CloudQuery vs CloudSploit
CloudSploit by Aqua is an open-source project designed to allow detection of security risks in cloud infrastructure accounts, including: Amazon Web Services (AWS), Microsoft Azure, Google Cloud Platform (GCP), Oracle Cloud Infrastructure (OCI), and GitHub. The scripts are designed to return a series of potential misconfigurations and security risks.
CloudQuery can be used as an alternative to CloudSploit. Here are some of the similarities:
- Both CloudQuery and CloudSploit are open-source projects.
- Both CloudQuery and CloudSploit can be used to detect security risks in cloud infrastructure accounts and support the big cloud providers (AWS, GCP, Azure, OCI, GitHub).

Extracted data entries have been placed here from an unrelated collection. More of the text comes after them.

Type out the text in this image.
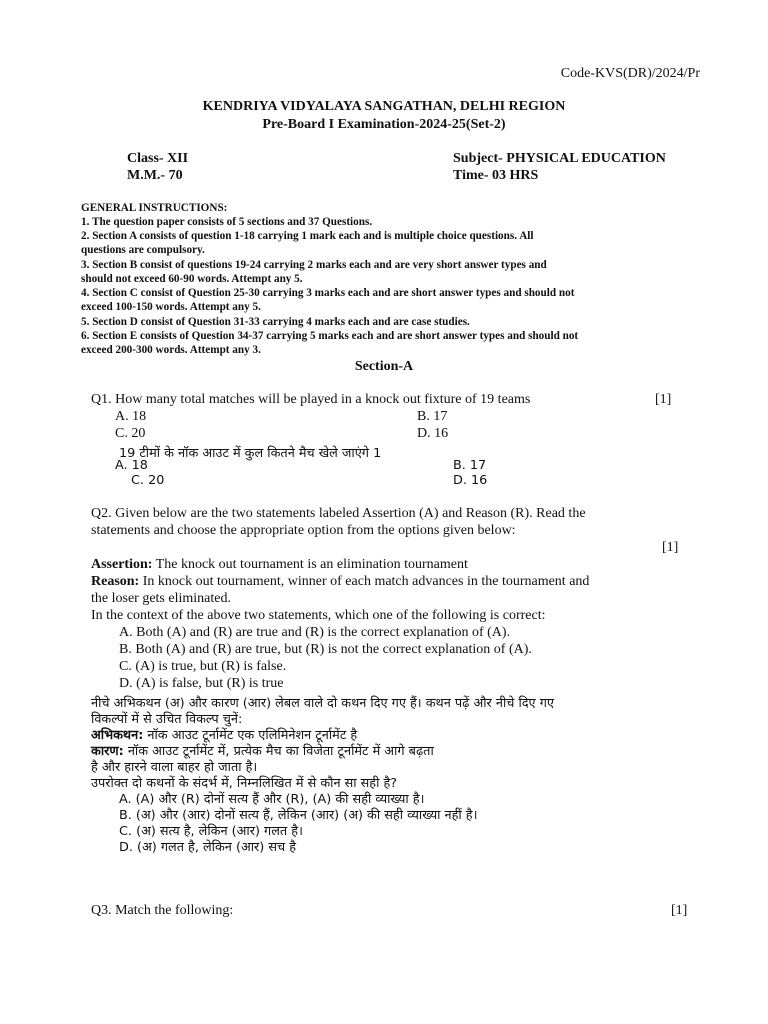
Code-KVS(DR)/2024/Pr
KENDRIYA VIDYALAYA SANGATHAN, DELHI REGION
Pre-Board I Examination-2024-25(Set-2)
Class- XII	Subject- PHYSICAL EDUCATION
M.M.- 70	Time- 03 HRS
GENERAL INSTRUCTIONS:
1. The question paper consists of 5 sections and 37 Questions.
2. Section A consists of question 1-18 carrying 1 mark each and is multiple choice questions. All
questions are compulsory.
3. Section B consist of questions 19-24 carrying 2 marks each and are very short answer types and
should not exceed 60-90 words. Attempt any 5.
4. Section C consist of Question 25-30 carrying 3 marks each and are short answer types and should not
exceed 100-150 words. Attempt any 5.
5. Section D consist of Question 31-33 carrying 4 marks each and are case studies.
6. Section E consists of Question 34-37 carrying 5 marks each and are short answer types and should not
exceed 200-300 words. Attempt any 3.
Section-A
Q1. How many total matches will be played in a knock out fixture of 19 teams	[1]
A. 18	B. 17
C. 20	D. 16
19 टीमों के नॉक आउट में कुल कितने मैच खेले जाएंगे 1
A. 18	B. 17
C. 20	D. 16
Q2. Given below are the two statements labeled Assertion (A) and Reason (R). Read the
statements and choose the appropriate option from the options given below:
[1]
Assertion: The knock out tournament is an elimination tournament
Reason: In knock out tournament, winner of each match advances in the tournament and
the loser gets eliminated.
In the context of the above two statements, which one of the following is correct:
A. Both (A) and (R) are true and (R) is the correct explanation of (A).
B. Both (A) and (R) are true, but (R) is not the correct explanation of (A).
C. (A) is true, but (R) is false.
D. (A) is false, but (R) is true
नीचे अभिकथन (अ) और कारण (आर) लेबल वाले दो कथन दिए गए हैं। कथन पढ़ें और नीचे दिए गए
विकल्पों में से उचित विकल्प चुनें:
अभिकथन: नॉक आउट टूर्नामेंट एक एलिमिनेशन टूर्नामेंट है
कारण: नॉक आउट टूर्नामेंट में, प्रत्येक मैच का विजेता टूर्नामेंट में आगे बढ़ता
है और हारने वाला बाहर हो जाता है।
उपरोक्त दो कथनों के संदर्भ में, निम्नलिखित में से कौन सा सही है?
A. (A) और (R) दोनों सत्य हैं और (R), (A) की सही व्याख्या है।
B. (अ) और (आर) दोनों सत्य हैं, लेकिन (आर) (अ) की सही व्याख्या नहीं है।
C. (अ) सत्य है, लेकिन (आर) गलत है।
D. (अ) गलत है, लेकिन (आर) सच है
Q3. Match the following:	[1]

- Both CloudQuery and CloudSploit can be used to return a series of potential misconfigurations and security risks. In CloudQuery, this is done via Policies: plain SQL that should be executed after a sync completes. See AWS Policies, GCP Policies and Azure Policies, for example.
There are some key differences between CloudSploit and CloudQuery:
- While CloudSploit is available in self-hosted and SaaS versions, CloudQuery is open-source and currently only supports a self-hosted version.
- CloudQuery supports more cloud providers. Apart from AWS, Azure and GCP, Oracle Cloud Infrastructure (OCI) and GitHub, CloudQuery also supports Azure DevOps, Alibaba Cloud, Datadog, Gandi, Heroku, Kubernetes, Tailscale, Vercel, and many more.
- CloudQuery table and column names are generally more consistent and predictable, as they are taken directly from the cloud provider's API and/or SDK.
- Like CloudSploit, CloudQuery can store output as JSON, but it primarily supports collection into databases, data warehouses or data lakes like PostgreSQL, BigQuery, Snowflake and more. Postgres is recommended for use with built-in Policies. CloudQuery does not currently enable the storage of raw responses from the cloud provider's API: only normalized results can be stored.
- CloudQuery does not support remediations out of the box, but remediation-like functionality can be built on top of the policies provided by CloudQuery. Once a remediation has been applied, CloudQuery can be synced again to validate the remediation.